Deze zweeg zoowel als de overige kloosterbroeders.
De reiziger dringt er op aan dat men het hem zal zeggen: ja, hij bidt en smeekt hem het geheim te ontdekken.
‘Zeg mij den naam van dien schilder. 't Is Rubens. die het u verzoekt.’
‘Rubens! Gij zijt Rubens!’ riep de prior verbleekende en bevende uit; ‘de schilder van dat stuk is dood voor de wereld; hij is kloosterling.’
‘In een klooster!’ riep de kunstenaar op zijne beurt uit! ‘Het licht onder de korenmaat! Pater, waar is het klooster, in hetwelk hij verborgen is? Ik wil hem er uithalen en hem aan de kunst en den roem teruggeven! God geeft iemand genie, opdat het voor aller oogen schittere!
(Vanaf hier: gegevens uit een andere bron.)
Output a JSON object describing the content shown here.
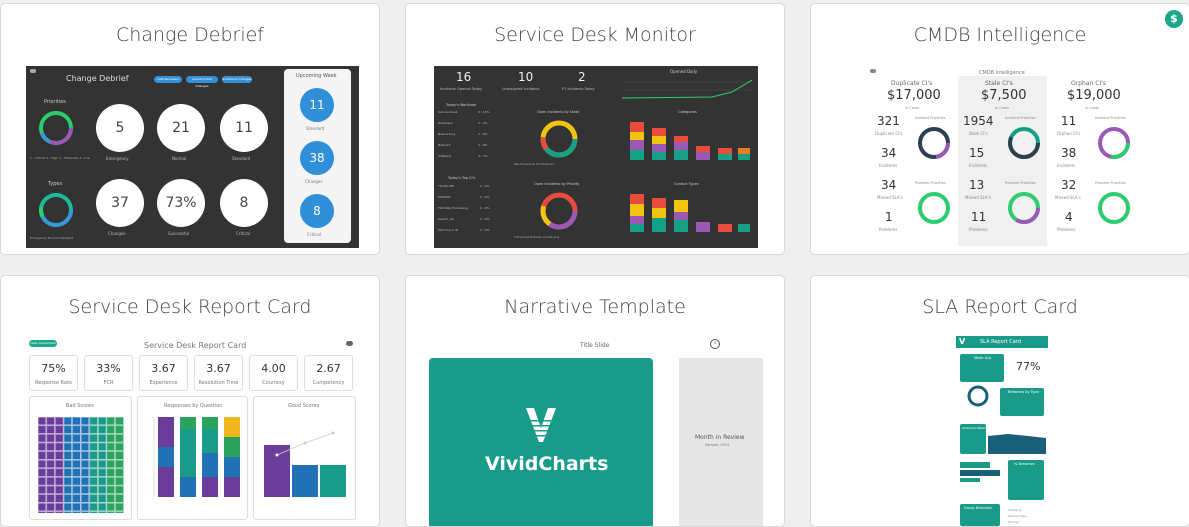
{
  "badge": {
    "symbol": "$"
  },
  "colors": {
    "teal": "#1a9b8a",
    "blue": "#2f8fd9",
    "dark": "#333333"
  },
  "cards": [
    {
      "title": "Change Debrief"
    },
    {
      "title": "Service Desk Monitor"
    },
    {
      "title": "CMDB Intelligence"
    },
    {
      "title": "Service Desk Report Card"
    },
    {
      "title": "Narrative Template"
    },
    {
      "title": "SLA Report Card"
    }
  ],
  "change_debrief": {
    "heading": "Change Debrief",
    "pills": [
      "CAB Reviewed",
      "Unauthorized Changes",
      "Scheduled Changes"
    ],
    "priorities_label": "Priorities",
    "priorities_legend": "1 - Critical  2 - High  3 - Moderate  4 - Low",
    "types_label": "Types",
    "types_legend": "Emergency  Normal  Standard",
    "stats_row1": [
      {
        "v": "5",
        "l": "Emergency"
      },
      {
        "v": "21",
        "l": "Normal"
      },
      {
        "v": "11",
        "l": "Standard"
      }
    ],
    "stats_row2": [
      {
        "v": "37",
        "l": "Changes"
      },
      {
        "v": "73%",
        "l": "Successful"
      },
      {
        "v": "8",
        "l": "Critical"
      }
    ],
    "week": {
      "title": "Upcoming Week",
      "items": [
        {
          "v": "11",
          "l": "Standard"
        },
        {
          "v": "38",
          "l": "Changes"
        },
        {
          "v": "8",
          "l": "Critical"
        }
      ]
    }
  },
  "service_desk_monitor": {
    "stats": [
      {
        "v": "16",
        "l": "Incidents Opened Today"
      },
      {
        "v": "10",
        "l": "Unassigned Incidents"
      },
      {
        "v": "2",
        "l": "P1 Incidents Today"
      }
    ],
    "opened_daily": "Opened Daily",
    "workload_title": "Today's Workload",
    "workload": [
      {
        "n": "Service Desk",
        "v": "4 - 15%"
      },
      {
        "n": "Hardware",
        "v": "3 - 9%"
      },
      {
        "n": "Networking",
        "v": "2 - 8%"
      },
      {
        "n": "Network",
        "v": "2 - 6%"
      },
      {
        "n": "Software",
        "v": "2 - 7%"
      }
    ],
    "top_ci_title": "Today's Top CI's",
    "top_ci": [
      {
        "n": "*SCAD-MFI",
        "v": "1 - 6%"
      },
      {
        "n": "OWS001",
        "v": "1 - 6%"
      },
      {
        "n": "FSS Web Processing",
        "v": "1 - 6%"
      },
      {
        "n": "Search_db",
        "v": "1 - 6%"
      },
      {
        "n": "Machine or IP",
        "v": "1 - 6%"
      }
    ],
    "donut1": "Open Incidents by State",
    "donut2": "Open Incidents by Priority",
    "bar1": "Categories",
    "bar2": "Contact Types",
    "legend1": "New  Progress  On Hold  Resolved",
    "legend2": "Critical  High  Moderate  Low  Planning"
  },
  "cmdb": {
    "heading": "CMDB Intelligence",
    "cols": [
      {
        "name": "Duplicate CI's",
        "amount": "$17,000",
        "sub": "in Costs",
        "rows": [
          {
            "v": "321",
            "l": "Duplicate CI's"
          },
          {
            "v": "34",
            "l": "Incidents"
          },
          {
            "v": "34",
            "l": "Missed SLA's"
          },
          {
            "v": "1",
            "l": "Problems"
          }
        ]
      },
      {
        "name": "Stale CI's",
        "amount": "$7,500",
        "sub": "in Costs",
        "rows": [
          {
            "v": "1954",
            "l": "Stale CI's"
          },
          {
            "v": "15",
            "l": "Incidents"
          },
          {
            "v": "13",
            "l": "Missed SLA's"
          },
          {
            "v": "11",
            "l": "Problems"
          }
        ]
      },
      {
        "name": "Orphan CI's",
        "amount": "$19,000",
        "sub": "in Costs",
        "rows": [
          {
            "v": "11",
            "l": "Orphan CI's"
          },
          {
            "v": "38",
            "l": "Incidents"
          },
          {
            "v": "32",
            "l": "Missed SLA's"
          },
          {
            "v": "4",
            "l": "Problems"
          }
        ]
      }
    ],
    "incident_priorities": "Incident Priorities",
    "problem_priorities": "Problem Priorities"
  },
  "report_card": {
    "pill": "Data Adjustment",
    "heading": "Service Desk Report Card",
    "kpis": [
      {
        "v": "75%",
        "l": "Response Rate"
      },
      {
        "v": "33%",
        "l": "FCR"
      },
      {
        "v": "3.67",
        "l": "Experience"
      },
      {
        "v": "3.67",
        "l": "Resolution Time"
      },
      {
        "v": "4.00",
        "l": "Courtesy"
      },
      {
        "v": "2.67",
        "l": "Competency"
      }
    ],
    "panels": [
      "Bad Scores",
      "Responses by Question",
      "Good Scores"
    ]
  },
  "narrative": {
    "slide_label": "Title Slide",
    "logo": "VividCharts",
    "side_title": "Month in Review",
    "side_sub": "Sample, 2019"
  },
  "sla": {
    "heading": "SLA Report Card",
    "pct": "77%",
    "sections": [
      "Made SLA",
      "Breaches by Type",
      "Achieved Weekly",
      "% Breaches",
      "Group Breaches"
    ],
    "group_rows": [
      "Category",
      "Service Type",
      "Priority"
    ]
  }
}
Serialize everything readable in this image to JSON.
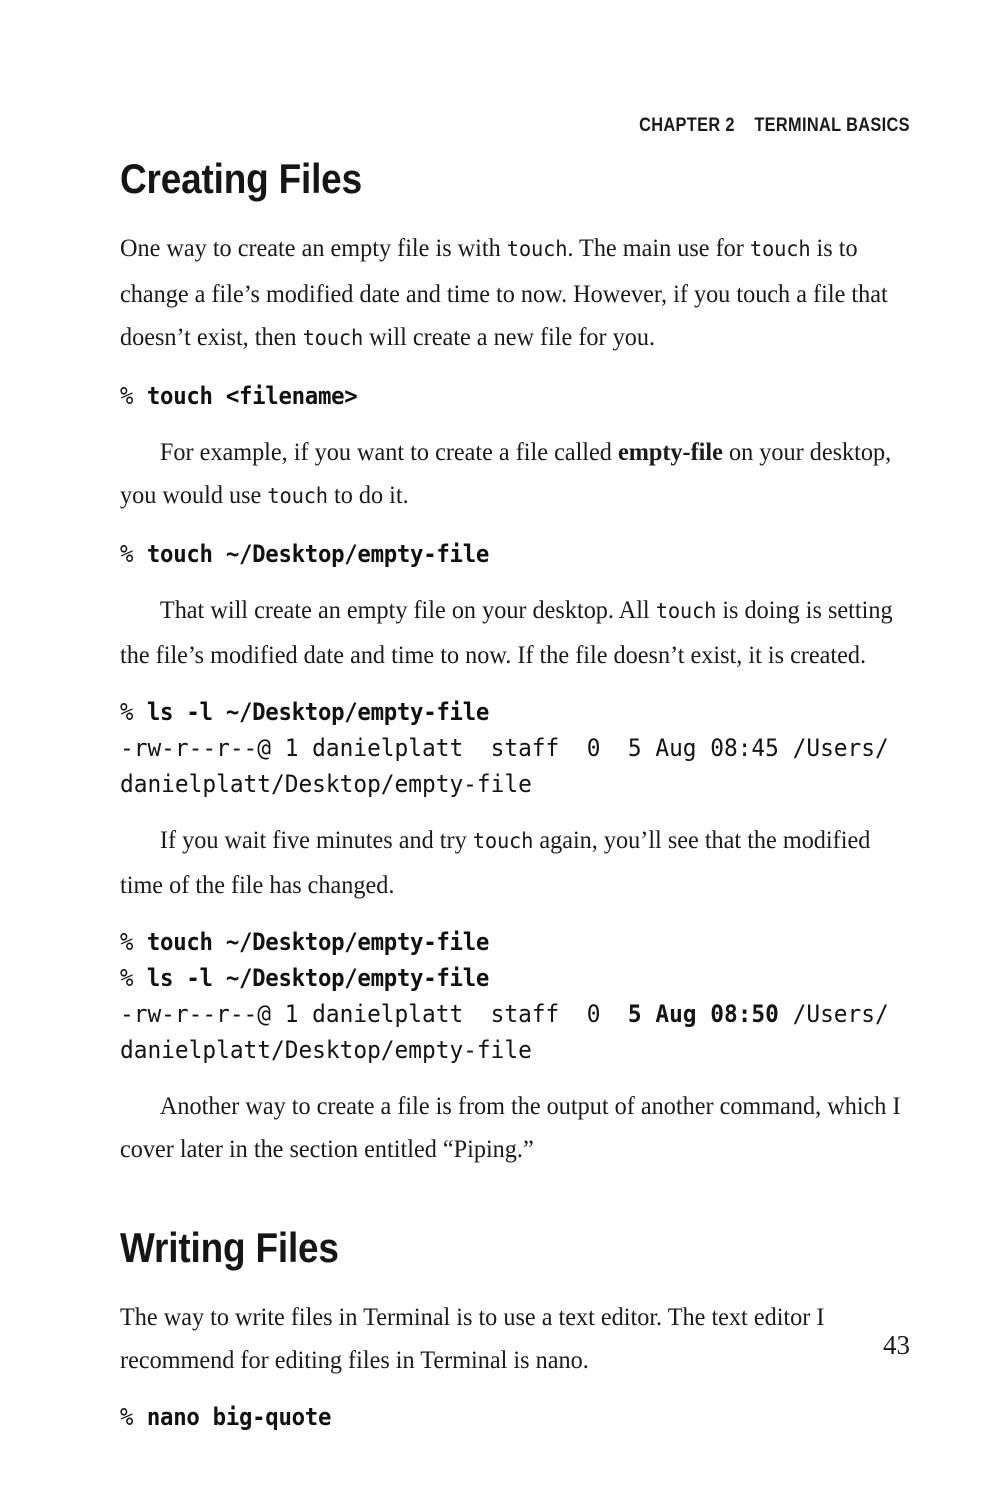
{
  "header": {
    "running_head": "CHAPTER 2    TERMINAL BASICS"
  },
  "folio": "43",
  "sections": [
    {
      "title": "Creating Files",
      "blocks": [
        {
          "kind": "paragraph",
          "indent": false,
          "runs": [
            {
              "t": "One way to create an empty file is with ",
              "style": "normal"
            },
            {
              "t": "touch",
              "style": "mono"
            },
            {
              "t": ". The main use for ",
              "style": "normal"
            },
            {
              "t": "touch",
              "style": "mono"
            },
            {
              "t": " is to change a file’s modified date and time to now. However, if you touch a file that doesn’t exist, then ",
              "style": "normal"
            },
            {
              "t": "touch",
              "style": "mono"
            },
            {
              "t": " will create a new file for you.",
              "style": "normal"
            }
          ]
        },
        {
          "kind": "command",
          "prompt": "% ",
          "command": "touch <filename>"
        },
        {
          "kind": "paragraph",
          "indent": true,
          "runs": [
            {
              "t": "For example, if you want to create a file called ",
              "style": "normal"
            },
            {
              "t": "empty-file",
              "style": "bold"
            },
            {
              "t": " on your desktop, you would use ",
              "style": "normal"
            },
            {
              "t": "touch",
              "style": "mono"
            },
            {
              "t": " to do it.",
              "style": "normal"
            }
          ]
        },
        {
          "kind": "command",
          "prompt": "% ",
          "command": "touch ~/Desktop/empty-file"
        },
        {
          "kind": "paragraph",
          "indent": true,
          "runs": [
            {
              "t": "That will create an empty file on your desktop. All ",
              "style": "normal"
            },
            {
              "t": "touch",
              "style": "mono"
            },
            {
              "t": " is doing is setting the file’s modified date and time to now. If the file doesn’t exist, it is created.",
              "style": "normal"
            }
          ]
        },
        {
          "kind": "command",
          "prompt": "% ",
          "command": "ls -l ~/Desktop/empty-file"
        },
        {
          "kind": "output",
          "runs": [
            {
              "t": "-rw-r--r--@ 1 danielplatt  staff  0  5 Aug 08:45 /Users/",
              "style": "normal"
            },
            {
              "t": "\n",
              "style": "normal"
            },
            {
              "t": "danielplatt/Desktop/empty-file",
              "style": "normal"
            }
          ]
        },
        {
          "kind": "paragraph",
          "indent": true,
          "runs": [
            {
              "t": "If you wait five minutes and try ",
              "style": "normal"
            },
            {
              "t": "touch",
              "style": "mono"
            },
            {
              "t": " again, you’ll see that the modified time of the file has changed.",
              "style": "normal"
            }
          ]
        },
        {
          "kind": "command",
          "prompt": "% ",
          "command": "touch ~/Desktop/empty-file"
        },
        {
          "kind": "command",
          "prompt": "% ",
          "command": "ls -l ~/Desktop/empty-file"
        },
        {
          "kind": "output",
          "runs": [
            {
              "t": "-rw-r--r--@ 1 danielplatt  staff  0  ",
              "style": "normal"
            },
            {
              "t": "5 Aug 08:50",
              "style": "bold"
            },
            {
              "t": " /Users/",
              "style": "normal"
            },
            {
              "t": "\n",
              "style": "normal"
            },
            {
              "t": "danielplatt/Desktop/empty-file",
              "style": "normal"
            }
          ]
        },
        {
          "kind": "paragraph",
          "indent": true,
          "runs": [
            {
              "t": "Another way to create a file is from the output of another command, which I cover later in the section entitled “Piping.”",
              "style": "normal"
            }
          ]
        }
      ]
    },
    {
      "title": "Writing Files",
      "blocks": [
        {
          "kind": "paragraph",
          "indent": false,
          "runs": [
            {
              "t": "The way to write files in Terminal is to use a text editor. The text editor I recommend for editing files in Terminal is nano.",
              "style": "normal"
            }
          ]
        },
        {
          "kind": "command",
          "prompt": "% ",
          "command": "nano big-quote"
        }
      ]
    }
  ]
}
De prior bloosde, stamelde - en verwijderde zich snel van daar om aan het gevaar dat hem van den kant des schilders, die zooveel bij den koning vermocht, te ontkomen en zijn geheim te bewaren, want hij was de schilder van dat stuk dat aan het oog des meesters kon voldoen.
In zijne cel gekomen, haastte hij zich om de kleuren en penseelen te verzamelen, hij opende het venster en wierp ze in de beek die langs de kloostermuren stroomde.
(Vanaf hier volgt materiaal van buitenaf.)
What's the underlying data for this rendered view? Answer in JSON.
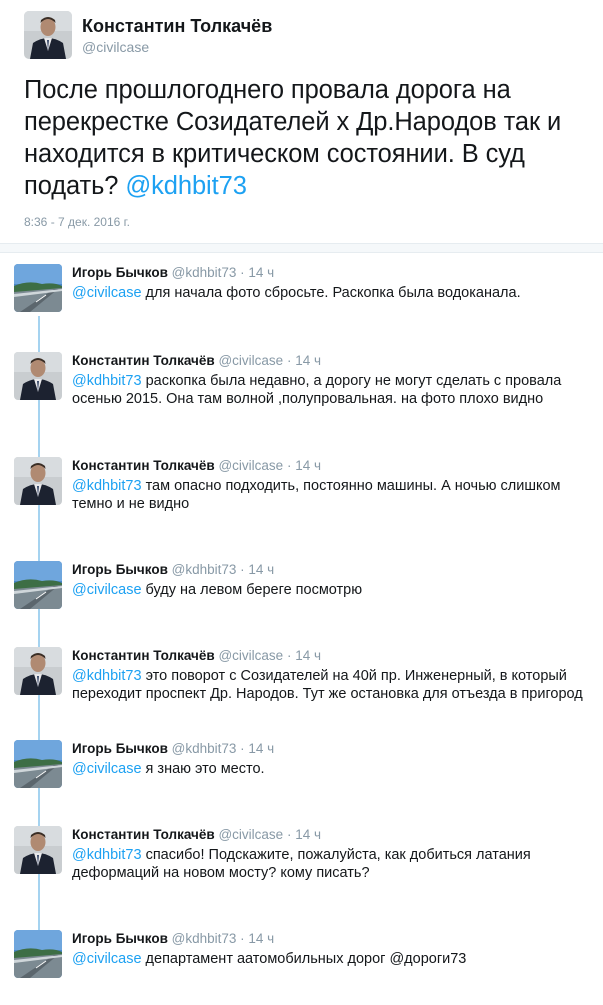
{
  "main_tweet": {
    "author_name": "Константин Толкачёв",
    "author_handle": "@civilcase",
    "text": "После прошлогоднего провала дорога на перекрестке Созидателей х Др.Народов так и находится в критическом состоянии. В суд подать? ",
    "mention": "@kdhbit73",
    "timestamp": "8:36 - 7 дек. 2016 г."
  },
  "replies": [
    {
      "name": "Игорь Бычков",
      "handle": "@kdhbit73",
      "time": "14 ч",
      "mention": "@civilcase",
      "text": " для начала фото сбросьте. Раскопка была водоканала.",
      "avatar": "road"
    },
    {
      "name": "Константин Толкачёв",
      "handle": "@civilcase",
      "time": "14 ч",
      "mention": "@kdhbit73",
      "text": " раскопка была недавно, а дорогу не могут сделать с провала осенью 2015. Она там волной ,полупровальная. на фото плохо видно",
      "avatar": "person"
    },
    {
      "name": "Константин Толкачёв",
      "handle": "@civilcase",
      "time": "14 ч",
      "mention": "@kdhbit73",
      "text": " там опасно подходить, постоянно машины. А ночью слишком темно и не видно",
      "avatar": "person"
    },
    {
      "name": "Игорь Бычков",
      "handle": "@kdhbit73",
      "time": "14 ч",
      "mention": "@civilcase",
      "text": " буду на левом береге посмотрю",
      "avatar": "road"
    },
    {
      "name": "Константин Толкачёв",
      "handle": "@civilcase",
      "time": "14 ч",
      "mention": "@kdhbit73",
      "text": " это поворот с Созидателей на 40й пр. Инженерный, в который переходит проспект Др. Народов. Тут же остановка для отъезда в пригород",
      "avatar": "person"
    },
    {
      "name": "Игорь Бычков",
      "handle": "@kdhbit73",
      "time": "14 ч",
      "mention": "@civilcase",
      "text": " я знаю это место.",
      "avatar": "road"
    },
    {
      "name": "Константин Толкачёв",
      "handle": "@civilcase",
      "time": "14 ч",
      "mention": "@kdhbit73",
      "text": " спасибо! Подскажите, пожалуйста, как добиться латания деформаций на новом мосту? кому писать?",
      "avatar": "person"
    },
    {
      "name": "Игорь Бычков",
      "handle": "@kdhbit73",
      "time": "14 ч",
      "mention": "@civilcase",
      "text": " департамент аатомобильных дорог @дороги73",
      "avatar": "road"
    }
  ],
  "separator": " · ",
  "colors": {
    "link": "#1da1f2",
    "muted": "#8899a6",
    "text": "#14171a",
    "thread_line": "#a5d3f0"
  }
}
Rubens stierf op twee en zestigjarigen ouderdom. Men vond in zijn vertrek aan edelgesteenten, geschenken van koningen en zeldzame voorwerpen van allerlei aard eene waarde van meer dan een millioen.
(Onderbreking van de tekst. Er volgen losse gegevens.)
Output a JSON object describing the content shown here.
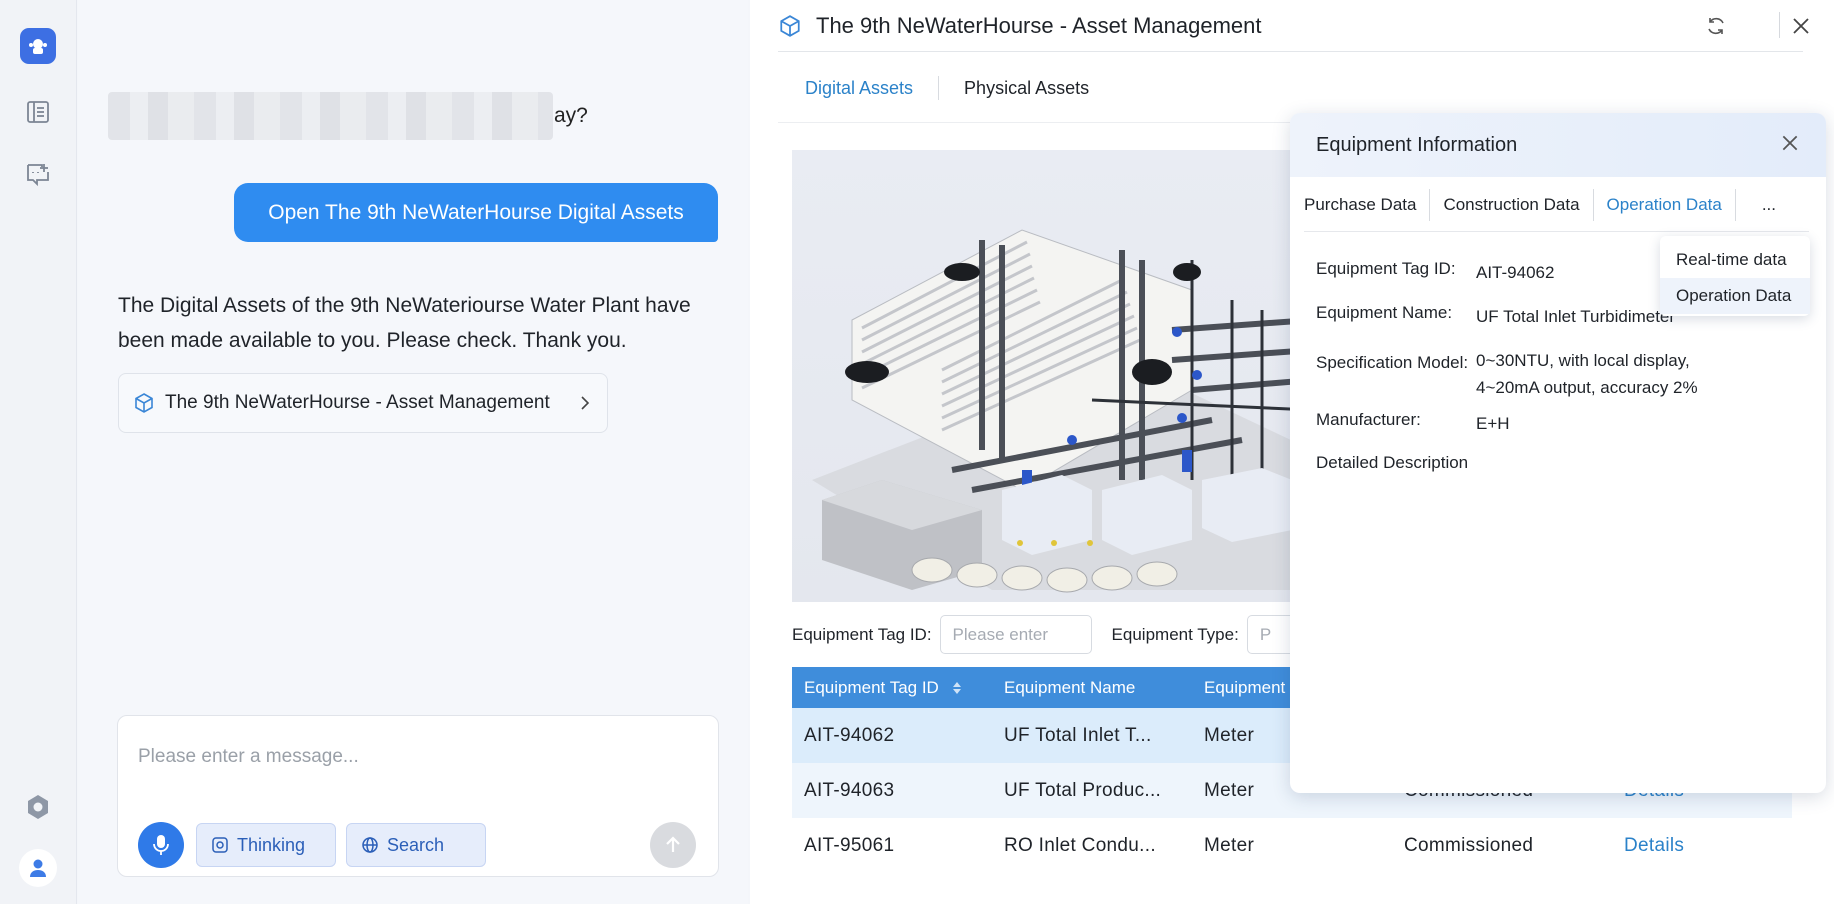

Twee steden betwisten elkander hardnekkig de eer, hem het levenslicht te hebben geschonken: Keulen en Antwerpen. In de laatst genoemde stad heeft men in geene kerk eenig bewijs van Rubens'doopsel kunnen opsporen. Verder is 't bewezen, dat zijn vader in 1574 te Keulen woonde, waar Philip, de oudste broeder van onzen schilder geboren is, en dat zijne moeder, Maria Pijpelincx, eerst in 1587, na den dood van haren echtgenoot, naar België terugkeerde. Daarenboven heeft Rubens zelf gescrheven, bij gelegenheid dat hij 't op zich nam een H. Petrus voor deze stad te schilderen: ‘Ik heb eene groote genegenheid voor Keulen, waar ik tot mijn tiende jaar gewoond heb.’ Ook heeft de duitsche stad niet geaarzeld, in het huis, waar Rubens volgens de overlevering zou zijn geboren, het volgende opschrift te laten plaatsen, dat den toorn van België natuurlijk moest opwekken: ‘Hier kwam ter wereld Pieter Paulus Rubens, de duitsche Apelles, enz. Antwerpen heeft ook zijn huis van Rubens. 't Is algemeen bekend, hoe de schilder den grond er voor heeft gekocht. Zijne buren, de schuttersgilde, wilden hem dien niet goedkoop afstaan. Hij stelde voor, hun met zijn penseel te betalen en vervaardigde voor hunne kapel in de hoofdkerk zijn beroemde Afneming van het Kruis, zijn meesterstuk, waarmede het terrein der antwerpsche schutters zekerlijk tiendubbel betaald was.